"Maintaining the status quo in American healthcare is not an option," says Joe Mott, Vice President for Healthcare Transformation, who is in charge of developing Intermountain's Shared Accountability approach. "We're taking action now to ensure Intermountain and the caregivers associated with us will always be able to fulfill our mission of providing excellent care, even as the healthcare environment changes."
Greg Poulsen, Intermountain's Senior Vice President for Strategy and Policy, says a number of different trends are driving changes in how care is delivered:
- Aging Baby-Boomers are becoming eligible for Medicare in growing numbers every day, placing increasing strain on the financial solvency of this federal insurance program.
- Obesity rates continue to rise in Utah and the nation, creating spikes in the incidence of many health problems, such as diabetes, cardiovascular disease, high blood pressure, and stress on joints.
- Medical technology and new therapies continue to proliferate-but often with little evidence of the comparative effectiveness and risks of new treatments.
- Those who ultimately pay for healthcare-government, businesses, patients, and consumers in general-are reaching the limits of their ability to pay for healthcare.
In 2012, Intermountain will continue to develop its Shared Accountability strategy, which will help patients, physicians, and employees achieve higher quality care while slowing the rise in costs.
Greg says these trends will continue regardless of how the legal challenges to the PPACA federal healthcare reform legislation are resolved-and regardless of politics. "No matter where one sits on the political spectrum, just about everyone agrees the problems facing healthcare are huge and urgently need to be addressed," he says.
Most options for dealing with these challenges come down to some form of rationing of care-but not at Intermountain.
"At Intermountain, we have a better approach to addressing these problems," says Joe. "Shared Accountability offers a way forward that offers an alternative to such rationing techniques as restricted benefits, exclusionary eligibility requirements, service delays, or exorbitant pricing.
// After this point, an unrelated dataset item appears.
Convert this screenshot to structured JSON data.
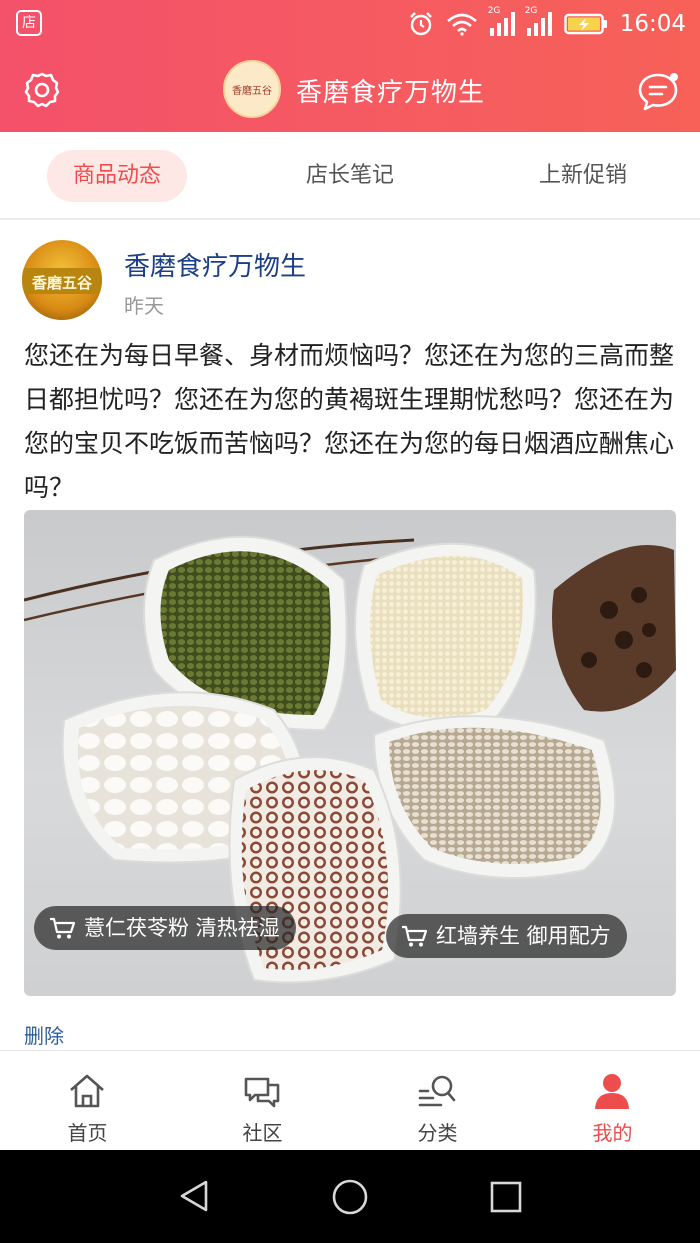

Shared Accountability preserves the best of American healthcare while addressing the problems of variable quality, access barriers, and runaway costs in a responsible way."
What is Shared Accountability?
Simply defined, Shared Accountability is an overarching strategy or approach, based on quality improvement, to deliver the highest quality patient care, optimize the health of those we serve, and manage costs. "It's about better health at a lower cost," says Joe.
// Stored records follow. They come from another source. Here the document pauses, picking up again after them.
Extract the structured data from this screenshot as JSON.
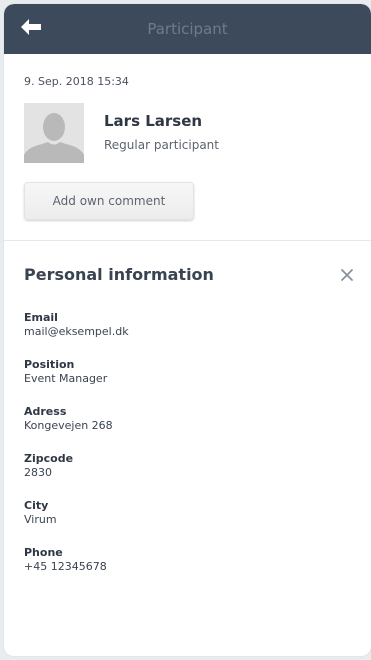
{
  "header": {
    "title": "Participant",
    "back_icon": "arrow-left-icon"
  },
  "entry": {
    "timestamp": "9. Sep. 2018 15:34"
  },
  "participant": {
    "avatar_icon": "user-silhouette-icon",
    "name": "Lars Larsen",
    "role": "Regular participant"
  },
  "actions": {
    "comment_label": "Add own comment"
  },
  "personal_info": {
    "title": "Personal information",
    "close_icon": "close-icon",
    "fields": [
      {
        "label": "Email",
        "value": "mail@eksempel.dk"
      },
      {
        "label": "Position",
        "value": "Event Manager"
      },
      {
        "label": "Adress",
        "value": "Kongevejen 268"
      },
      {
        "label": "Zipcode",
        "value": "2830"
      },
      {
        "label": "City",
        "value": "Virum"
      },
      {
        "label": "Phone",
        "value": "+45 12345678"
      }
    ]
  },
  "colors": {
    "header_bg": "#3d4a5c",
    "header_title": "#6e7b8c",
    "text_dark": "#2f3744"
  }
}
For the last 25 years, Intermountain has demonstrated that in healthcare, higher quality often costs less-because patients have better medical outcomes and tend to experience fewer complications and readmissions. Shared Accountability is based on the idea that everyone involved in healthcare has a role to play in achieving better health: hospitals, physicians, patients, and payers.
The initiative offers a way for Intermountain to collaboratively address healthcare challenges in a thoughtful and proactive way that preserves what's best in our healthcare system.
Shared Accountability has three basic goals
- Quality. Provide the most effective, highest quality care (for patients).
- Prevention. Promote better health and wellness (for the population we serve).
- Cost management. Keep cost increases to a lower, more sustainable level (for patients and other payers). Over the next five years, we expect to reduce the rate of cost increases to a level near the general inflation rate.
How are we developing Shared Accountability?
"Think of Shared Accountability as an umbrella," says Joe. "Numerous programs and teams are being developed to fit within the context of our overall approach."
Physicians are among the leaders developing Shared Accountability: both Medical Group physicians and independent affiliated physicians, as well as clinicians representing our Clinical Programs and Services. With physician involvement, Shared Accountability programs will continue to be developed in 2012 and beyond, and some components are expected to be ready for pilot-testing later this year.
One very important Shared Accountability project is represented in Intermountain's Physician Engagement Board Goal for 2012. Among other things, the goal calls for the creation of a program to inform physicians about Shared Accountability, listen to them, and engage them in its development. The goal also calls for research to determine baseline levels of physician awareness and understanding of the initiative.
Thirteen areas of focus
Last year, Intermountain created a Shared Accountability Work Group with Joe at the helm. Together with the Work Group, three associated teams-Redesigning Care, Flow of Funds, and Patient Engagement-created a plan for developing Shared Accountability over the next five years. During 2012 and beyond, 13 areas of focus will be addressed. These areas represent major topics identified as being essential to Shared Accountability: Finance; Measurement; Outreach/Continuum of Care; Care Delivery and Management; Patient Engagement; Clinical Education; Network Development; Information Systems; Communication and Marketing; SelectHealth Products; Legal; Human Resources; and Compliance. Many of these topical areas also have working teams focusing on specific areas.
These areas of focus and their associated working teams are led by and comprised of existing Intermountain teams and leaders. The work has been organized this way for two reasons: 1) this approach avoids creating new teams and structure; and 2) it embeds this work into the day-to-day operations of the system.
Among the leaders developing Shared Accountability are physicians (both Medical Group physicians and independent affiliated physicians) and individuals representing our Clinical Programs and Services. Shared Accountability programs will continue to be developed in 2012 and beyond, and some components are expected to be ready for pilot-testing later this year.